Diplomates sur le discours de Khrouchtchev sur Berlin (1958)

Quatre jours après Nikita KhrouchtchevDans le discours de novembre 1958 sur Berlin-Ouest, l'ambassadeur américain à Moscou a adressé le télégramme suivant au département d'État:

[Moscou, novembre 14ème 1958]

«Lors de notre réunion avec les ambassadeurs britannique et français ce matin à propos du discours de Khrouchtchev, nous sommes convenus de ce qui suit: Nous considérons que [la] raison la plus probable de l'action de Khrouchtchev était la préoccupation concernant [l'affaiblissement] de la situation interne en Allemagne de l'Est, ainsi que le renforcement en particulier en le] champ militaire de l'Allemagne de l'Ouest.

Nous ne sommes pas d'accord avec l'estimation de [l'Ambassadeur d'Allemagne] selon laquelle [le] motif était le désir de Khrouchtchev de renforcer sa position au 21e Congrès du Parti. Nous ne voyons pas qu'il ait besoin de telles tactiques, ni [la] probabilité que cette action renforce en fait sa position…

Nous sommes tous trois déroutés par ce que Khrouchtchev peut s’attendre à accomplir de cette manière. Il est possible qu'il ait pu si mal juger la réaction occidentale qu'il pense pouvoir s'en tirer à bon compte. Nous sommes plus enclins à penser qu'il a une étape ultérieure dans l'esprit, après avoir accumulé une tension extrêmement dangereuse.

Nous pensons qu’une possibilité pourrait être qu’il ait changé son estimation selon laquelle un règlement du problème allemand pourrait être différé indéfiniment et qu’il visait une réunion au sommet, éventuellement sans autre objectif que de traiter de la menace à la paix. J'ai suggéré que cette approche lui permettrait peut-être de contourner l'engagement qu'il a pris sans aucun doute envers les Allemands de l'Est de ne pas discuter du problème allemand sur une base de quatre pouvoirs.

Nous étions généralement d’accord sur le fait qu’un avertissement ferme au gouvernement soviétique est nécessaire et qu’il devrait probablement être émis à titre confidentiel. J'ai exprimé mon opinion personnelle selon laquelle le problème était de savoir s'il fallait ou non indiquer clairement que nous serions prêts à utiliser la force pour maintenir les communications entre le sol, notamment la route. J'ai dit que je regrettais de parler de [reprendre] le pont aérien, car il me semblait que si les Soviétiques pensaient que nous réglerions sur une telle base, ils seraient encouragés à aller de l'avant. Nous serions alors aux prises avec un pont aérien indéfiniment et les Allemands de l'Est seraient alors en mesure de prendre des mesures pour affaiblir ou au moins exercer une forte pression sur Berlin-Ouest. [Je] crois que mes collègues ont été impressionnés par cet argument.

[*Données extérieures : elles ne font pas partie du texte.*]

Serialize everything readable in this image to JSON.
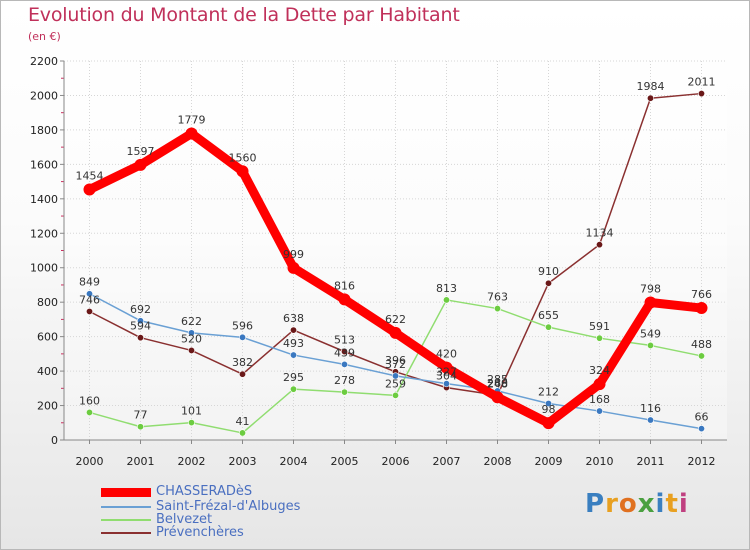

Nous avons également convenu [qu'il] serait souhaitable de réitérer notre volonté de discuter [de] la question allemande sur la base des quatre puissances. Je suggère que cette offre soit faite publiquement, peut-être dans le cadre de la publication [de la] note allemande. Il me semble que le discours de Khrouchtchev rend d'autant plus important que la note allemande soit ferme.